# Value of my 'old' Look, reale possibilities?



## Emspilot (Apr 17, 2002)

I am considering selling my 'old' aluminum Look to finance a new set of wheels for my 555.
However I'm not sure I can get enough for it to make it worth giving up. What do you guys think?

2001 Look AL274 Frame 
Full Dura-Ace 9spd group, except brakes...Ultegra there.
Dura- Ace hubs w/Mavic CPX33 rims.

It's all good condition, the frame has a few nicks and scrapes from lots of riding. The groupo in in great condition. (Sorry, pics are on my home computer and not my work one. Maybe later....)

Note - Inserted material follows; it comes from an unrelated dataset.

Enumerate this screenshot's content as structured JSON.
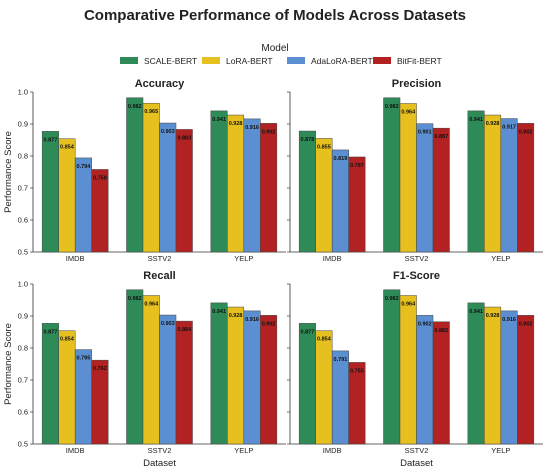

What's a reasonable $$ to expect to ask and get for this?


----------



## C-40 (Feb 4, 2004)

*not much...*

Unfortunately, most frames lose value very quickly. Even a new LOOK carbon frame, on closeout will often be reduced in price by 25%. I've got a 2004 KG461 that retailed for $1750. It's probably only worth $4-500 dollars, even in pristine condition. A much older aluminum frame would be worth far less.


----------



## Emspilot (Apr 17, 2002)

Yeah, that's about what I've come to realize. I guess I'll just hold on to it as a back up and a rain bike.


----------



## yanksphan (May 18, 2005)

I just sold a KG361 F/F, King Headset, Look Carbo/Alu Stem, and Look carbon seatpost for $425


----------